Overall, the Government is reducing public spending in a balanced, strategic and responsible way. Of course there must be reductions in spending but it is being done in a way that minimises the impact on the Irish people. When one adds the capital and current expenditures as proposed for 2014, I think that the total consolidated amount is €53 billion. We are projecting that the total tax take for next year will be €42 billion. One does not have to be a mastermind to work out that the deficit problem has not gone away. We still face a difficulty in terms of a fundamental distinction between tax and expenditure. Even though we have bridged the gap - and we expect growth will fill the gap in a way that it did not this year - it is important to say that we still have a difficult budgetary situation that must be corrected. For those on the hard left and hard right who argue that those in the troika should take away their money, were that to happen they would go and they would take away their money. That would have meant that the adjustment would have happened overnight or over a two-year period. Such a move would have left the country in an economic Armageddon and I do not think that anyone would have wanted that scenario.

Before concluding I want to take the opportunity to highlight some of the recent reforms of the budgetary process. I know colleagues in the House have very forcibly spoken about reform in the past while. In particular, as part of the improvements to economic governance at a European level, euro area member states are required to have their economic forecasts, upon which their budgets are based, endorsed by independent authorities. The rationale behind this is to provide for greater transparency and ensure that budgets across the euro area member states are not based on optimistic or overly optimistic economic projections. The Irish Fiscal Advisory Council has been tasked with assessing the economic forecasts of the Department of Finance. It concluded that the forecasts are "within the range of appropriate projections" for this year and next which Senators will see in the accompanying documentation. I refer to a letter by Professor McHale and his colleagues at the end of the book that was published today by the Department of Finance.

In addition, the Government has moved, in line with European arrangements, to an October budget which is important.
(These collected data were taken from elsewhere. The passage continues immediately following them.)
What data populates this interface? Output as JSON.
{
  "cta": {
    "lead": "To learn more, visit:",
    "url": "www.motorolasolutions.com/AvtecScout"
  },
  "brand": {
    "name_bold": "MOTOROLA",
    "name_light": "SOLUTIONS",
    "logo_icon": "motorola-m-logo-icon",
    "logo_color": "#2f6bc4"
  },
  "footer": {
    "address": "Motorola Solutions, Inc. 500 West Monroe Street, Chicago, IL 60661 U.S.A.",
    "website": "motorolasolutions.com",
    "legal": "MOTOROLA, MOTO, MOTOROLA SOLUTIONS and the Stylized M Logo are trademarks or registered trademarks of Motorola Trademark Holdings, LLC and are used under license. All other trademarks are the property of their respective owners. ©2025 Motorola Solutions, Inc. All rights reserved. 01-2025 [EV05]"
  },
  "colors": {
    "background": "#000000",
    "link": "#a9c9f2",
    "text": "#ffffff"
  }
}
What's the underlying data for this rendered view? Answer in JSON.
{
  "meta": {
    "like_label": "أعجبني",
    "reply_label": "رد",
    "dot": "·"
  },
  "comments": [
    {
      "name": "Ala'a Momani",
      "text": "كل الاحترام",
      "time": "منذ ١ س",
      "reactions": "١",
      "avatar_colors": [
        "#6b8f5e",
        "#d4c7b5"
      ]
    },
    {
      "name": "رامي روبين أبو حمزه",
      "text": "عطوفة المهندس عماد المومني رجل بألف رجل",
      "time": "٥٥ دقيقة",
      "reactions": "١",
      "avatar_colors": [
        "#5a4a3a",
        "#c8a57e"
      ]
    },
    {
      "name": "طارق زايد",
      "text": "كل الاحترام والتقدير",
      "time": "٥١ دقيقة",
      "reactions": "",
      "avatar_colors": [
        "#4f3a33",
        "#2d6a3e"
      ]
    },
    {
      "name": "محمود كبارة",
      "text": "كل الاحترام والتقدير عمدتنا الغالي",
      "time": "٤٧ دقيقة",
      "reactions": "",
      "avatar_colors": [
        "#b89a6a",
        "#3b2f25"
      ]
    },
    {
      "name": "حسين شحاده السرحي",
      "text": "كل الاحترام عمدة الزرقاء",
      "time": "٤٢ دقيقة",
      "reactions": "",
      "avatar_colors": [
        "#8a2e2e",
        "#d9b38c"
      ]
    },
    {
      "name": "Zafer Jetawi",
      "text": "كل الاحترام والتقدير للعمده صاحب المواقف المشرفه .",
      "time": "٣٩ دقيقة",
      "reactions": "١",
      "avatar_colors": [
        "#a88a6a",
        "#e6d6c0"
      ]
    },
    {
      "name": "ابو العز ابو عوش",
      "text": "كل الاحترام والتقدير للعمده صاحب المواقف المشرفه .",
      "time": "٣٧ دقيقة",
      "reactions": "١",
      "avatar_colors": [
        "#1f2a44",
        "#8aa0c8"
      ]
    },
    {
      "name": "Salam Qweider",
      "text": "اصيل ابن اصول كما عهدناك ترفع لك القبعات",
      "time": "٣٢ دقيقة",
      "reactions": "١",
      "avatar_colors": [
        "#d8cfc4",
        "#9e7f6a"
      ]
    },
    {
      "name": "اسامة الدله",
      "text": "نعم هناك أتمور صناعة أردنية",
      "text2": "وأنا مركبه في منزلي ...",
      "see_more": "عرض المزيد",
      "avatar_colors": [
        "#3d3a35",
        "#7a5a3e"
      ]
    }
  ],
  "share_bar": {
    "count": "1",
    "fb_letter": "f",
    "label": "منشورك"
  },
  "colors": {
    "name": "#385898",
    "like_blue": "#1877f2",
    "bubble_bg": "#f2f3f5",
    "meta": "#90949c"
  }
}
In recent years ongoing speculation mania started and ended in December that left people frightened to spend money. Therefore, it is good that such mania is now over because now there is certainty on income and where we stand as we go into next year. I hope the measure will help, particularly the Christmas market, to encourage people to spend the money that they have in terms of retail Ireland and the domestic economy.

In conclusion, I want to highlight that the 2014 budget represents the penultimate step in bringing our deficit below the 3% GDP threshold. We are consolidating the public finances while at the same time supporting jobs and growth and ensuring fairness. We are all making substantial progress, especially our people. The Government has renegotiated the bailout programme, achieved an extension to the maturities and a reduction in the interest rates on our European loans, as well as the replacement of promissory notes with Government bonds that will serve to reduce future financing needs and galvanize investor sentiment. The Government has also reached agreement with the troika that half of the proceeds from the sale of State assets can be used for capital investment. The minimum wage has been restored when we were told it would not happen. Anglo Irish Bank has been liquidated. We are creating jobs for the first time since 2007 and the measures outlined in the budget will build upon this recovery. We are supporting important jobs-rich sectors of the economy as seen by the fact that we can continue with a 9% VAT rate for the hospitality industry.

The budget provides further clarity and certainty to the people of this country and addresses many of the most pressing issues facing the economy today. It strikes the appropriate balance between repairing the budgetary situation on the one hand and supporting the recovery in domestic demand on the other. As always I look forward to the constructive comments from Senators on all of these matters.